The simplicity of the task was deceptive. This wasn't about replacing wires—it was about staying calm, keeping your body balanced, managing the suit, handling tools, and thinking like an astronaut who might only have minutes of oxygen left.

He grabbed the mock connector, slid it out carefully, and replaced it with the new one.

Junpei's voice floated back onto the channel. "You're slow but steady. Not bad, Haruto."

"Thanks," Misaki replied. "I'll take that as the highest praise your ego is capable of."

"Absolutely not. The highest praise I can give you is 'you didn't crash today.'"

Their instructor muted them before the conversation devolved further.

When Misaki sealed the panel shut, Tanaka-sensei called out, "All right, trainees. Disengage and let yourselves drop naturally. Let gravity remind you where home still is."
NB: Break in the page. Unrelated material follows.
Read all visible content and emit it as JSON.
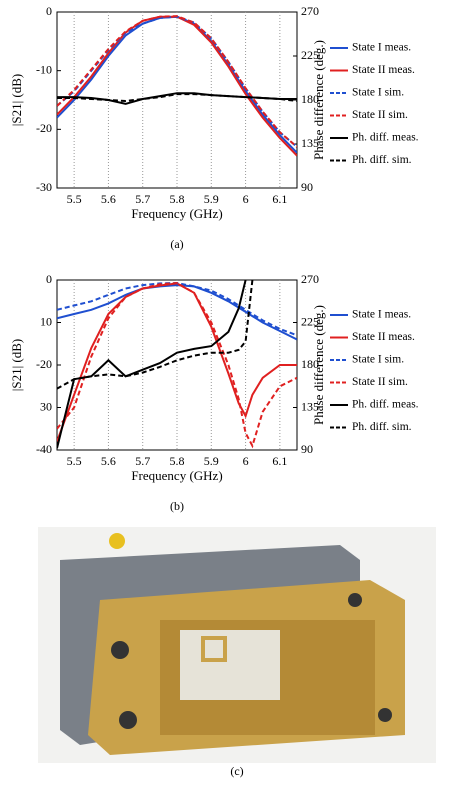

Misaki turned off his gloves and let his feet drift free. Slowly, the Dome's subtle gravity caught him, guiding him downward. He landed lightly on the padded flooring as the simulated microgravity ended.

He unlatched his helmet, shaking out his hair. Cool air washed over him, and he inhaled deeply. Every training session felt like a tiny slice of the future he'd been chasing.

The Dome doors slid open, and a team of engineers entered, ready to inspect the prototype after today's round. The smell of metal, machine oil, and sterilized air followed them in—a scent Misaki was growing fond of.

As Misaki walked out with the rest of the trainees, he looked back at the prototype ship. It felt like looking at a promise waiting for him to grow into it.

Outside the Dome, Hokkaido's coastline stretched toward the horizon. AstraLink sprawled across the landscape like a futuristic campus—launch towers, research labs, training fields, and dorm buildings for the civilian astronauts.

Misaki paused to watch a cargo shuttle ascend beyond the clouds, its engines roaring like a mechanical dragon chasing the sun. It was routine for the technicians here. But for Misaki? Each launch made his chest tighten with something fierce and hopeful.

He wasn't in space yet. He wasn't repairing satellites or floating above Earth in a bulky suit. But he was on the path. Every clumsy movement, every drill, every scraped elbow inside a simulator brought him closer.

And someday—soon, if he worked hard enough—he would step beyond the Earth's edge for real.

The stars weren't calling him yet.

But he was already preparing his answer.